The third is that the emergency department needs to have a capacity to follow up. If a youth does screen positive, they need to take action of some kind, take some next steps with clinical decision-making. Maybe it's a second brief evaluation, and for some of the youth, it may be an extended mental health evaluation.

An additional strength of the CASSY on top of its accuracy is because it's a continuous screen -- meaning, it's not just a positive screen, a negative screen -- the CASSY gives the provider in the emergency department a percentage risk, a number on a scale up to 100.

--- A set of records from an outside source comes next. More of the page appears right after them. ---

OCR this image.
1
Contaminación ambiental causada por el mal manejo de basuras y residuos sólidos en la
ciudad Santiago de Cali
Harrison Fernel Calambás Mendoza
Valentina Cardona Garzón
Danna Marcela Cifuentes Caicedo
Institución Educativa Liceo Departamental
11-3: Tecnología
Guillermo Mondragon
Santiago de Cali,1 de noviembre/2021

It makes it possible for the ED to set different thresholds depending on their resources and capacity for follow-up. Would they like to have slightly lower sensitivity and higher specificity? Then, for those youth they identify, they can be comfortable that they have followed up in the most beneficial way.

Giving emergency departments some choice in how they use a screen in addition to having an accurate screen, we believe, is extremely important to the possibility of truly widespread dissemination.


Cheryl King, PhD, is a professor in the Departments of Psychiatry and Psychology and Director of the Youth Depression and Suicide Prevention Program at the University of Michigan. Her research focuses on the development of evidence-based practices for suicide risk screening, assessment, and intervention. She has provided leadership for multiple NIMH-funded projects, including Emergency Department Screen for Teens at Risk for Suicide, which aims to develop a suicide risk screen that can be disseminated nationwide, and 24-Hour Risk for Suicide Attempts in a National Cohort of Adolescents. A clinical psychologist, educator, and research mentor, Dr. King has served as Director of Psychology Training and Chief Psychologist in the Department of Psychiatry and has twice received the Teacher of the Year Award in Child and Adolescent Psychiatry. She is the lead author of Teen Suicide Risk: A Practitioner Guide to Screening, Assessment, and Management. In addition, Dr. King has provided testimony in the US Senate on youth suicide prevention and is a Past President of the American Association of Suicidology, the Association of Psychologists in Academic Health Centers, and the Society for Clinical Child and Adolescent Psychology. She is a current member of the National Advisory Mental Health Council.